A social worker is someone who helps families and individuals gain access to life-changing educational and health-related resources. In our farming communities there is a gap being created as social workers are leaving the profession.
Although there are other reasons for this, Dr Hannelie Krige, who recently obtained her doctorate in Social Work at Stellenbosch University, has researched the impact of tik (Methamphetamines) addiction in these communities and the add-on effect to rural social workers.
“They experience burnout due to a lack of infrastructure, insufficient personnel, a lack of the necessary knowledge and skills, as well as unrealistic expectations regarding the services they have to render,” says Dr Krige.
Krige, a social worker herself, research included personal interviews and focus group discussions. She found that workers struggle to complete their work such as prevention services, early intervention, and statutory and aftercare services – because the demand is simply too high. “The overemphasis of procedures, non-governmental organisations’ dependence on the state for funding, and the way in which funding agreements regulate their activities further hamper social workers’ task,” she explains.
A big concern is the physical threat by adult tik addicts. Add to this the feelings of inadequacy in their service delivery because they do not have the necessary knowledge and skills to address the complex phenomenon of tik addiction among these adults effectively.
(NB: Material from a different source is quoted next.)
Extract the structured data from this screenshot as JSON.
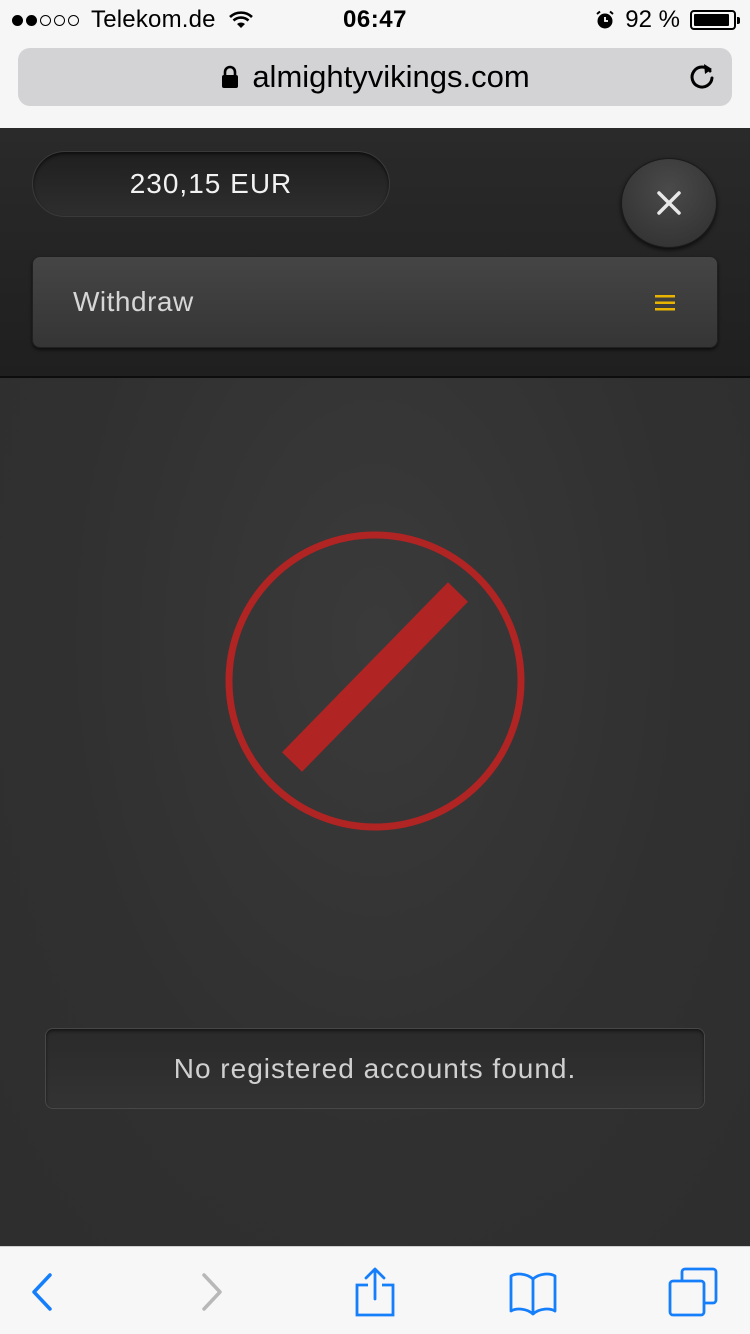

“Furthermore, there is a lack of enough service providers to render services to these adults in a multi-disciplinary team. Cooperation between and co-ordination of these services are also insufficient. The state and non-governmental organisations expect social workers to render an effective service despite all these challenges”, Krige adds.
“All these factors contribute to many social workers abandoning the profession and consequently the failure of the service to tik addicts, their families and the community.”
Krige says the establishment of a multidisciplinary team (which should include psychologists, psychiatric sisters and doctors) who can render holistic and specialised services to address the physical, psychological and social functioning of adult tik addicts can aid social workers. “Such cooperation and coordination can relieve the pressure on social workers and prevent them from feeling inadequate.”
Krige adds that social workers should be equipped with skills for trauma counselling and should be trained in psychosocial support and its relevance for service delivery to adult tik addicts. “Training and ongoing professional development are necessary to develop specific skills and knowledge to enable identification of a drug disorder, referral and offering an effective treatment programme. Broadening social workers’ knowledge and skills will empower them to render a more effective service.”
According to Krige supervision is important for the ongoing professional development of social workers. “Supervision can ensure ongoing professional development of social workers, since the functions of supervision include training and support to foster emotional competency for practice.”
Krige thinks local drug action committees should be strengthened by involving role players such as governmental and non-governmental organisations, the private sector, municipalities and churches to extend infrastructure and increase resources.
“Effective management of social workers’ workloads and more funding will also help them to render more effective services to adult tik addicts,” Krige adds.